Market Pizza is a family business through and through, run by Jones-Holt and her husband, with their son and daughter-in-law as partners. Customers become part of the family, and Jones-Holt gives them a little sass now and then to keep the mood light and fun.
“People come in for great food, lousy advice or a bit of attitude, especially from the Pizza Witch,” she says. “Once in a while, a new customer walks up when I have my hands full of dough and asks me if I can take orders. My standard line is, ‘No, I don’t take orders. I only give them.’ [There’s also] a sign that reads, ‘Free Beer Tomorrow.’ People think it’s real. I tell them they misunderstood the sign. If they bring beer tomorrow, it’s free for me.”
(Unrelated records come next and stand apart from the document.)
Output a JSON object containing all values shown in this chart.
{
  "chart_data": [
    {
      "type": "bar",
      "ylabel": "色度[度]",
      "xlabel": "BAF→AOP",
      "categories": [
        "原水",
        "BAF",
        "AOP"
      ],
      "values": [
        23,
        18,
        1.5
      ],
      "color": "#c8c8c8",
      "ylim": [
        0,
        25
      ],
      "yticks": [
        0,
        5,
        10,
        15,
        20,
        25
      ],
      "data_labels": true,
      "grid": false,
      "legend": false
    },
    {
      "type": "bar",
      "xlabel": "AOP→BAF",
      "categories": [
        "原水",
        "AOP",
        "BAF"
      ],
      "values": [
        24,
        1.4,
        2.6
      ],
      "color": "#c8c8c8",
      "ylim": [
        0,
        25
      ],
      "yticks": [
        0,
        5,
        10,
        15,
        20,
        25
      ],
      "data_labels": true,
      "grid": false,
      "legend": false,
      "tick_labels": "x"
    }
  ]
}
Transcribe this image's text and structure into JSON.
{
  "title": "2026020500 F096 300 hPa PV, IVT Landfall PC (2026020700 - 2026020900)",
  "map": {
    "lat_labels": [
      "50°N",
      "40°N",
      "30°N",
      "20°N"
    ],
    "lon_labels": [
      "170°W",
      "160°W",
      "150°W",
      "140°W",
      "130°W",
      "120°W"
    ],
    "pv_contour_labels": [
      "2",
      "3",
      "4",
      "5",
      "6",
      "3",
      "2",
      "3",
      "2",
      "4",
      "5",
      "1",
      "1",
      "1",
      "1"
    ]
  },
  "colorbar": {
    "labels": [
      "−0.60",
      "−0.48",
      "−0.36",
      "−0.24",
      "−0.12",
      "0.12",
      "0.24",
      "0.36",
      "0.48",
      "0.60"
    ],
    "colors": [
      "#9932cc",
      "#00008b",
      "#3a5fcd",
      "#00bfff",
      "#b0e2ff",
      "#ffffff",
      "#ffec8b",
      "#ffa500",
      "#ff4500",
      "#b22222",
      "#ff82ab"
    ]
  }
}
But there’s no misunderstanding the appeal of the Pizza Witch theme. Even kids are enchanted, Jones-Holt says. “They love the mystique behind the Pizza Witch, who made them a pizza that they tell their parents is the best they’ve ever had. Over the years, they’ve drawn us pictures, given us thank-you and Christmas cards, and even brought their report cards or summer-camp achievement certificates to share with us. We are a part of their lives and so enjoy watching them grow up around us.”
Rick Hynum is PMQ’s editor in chief.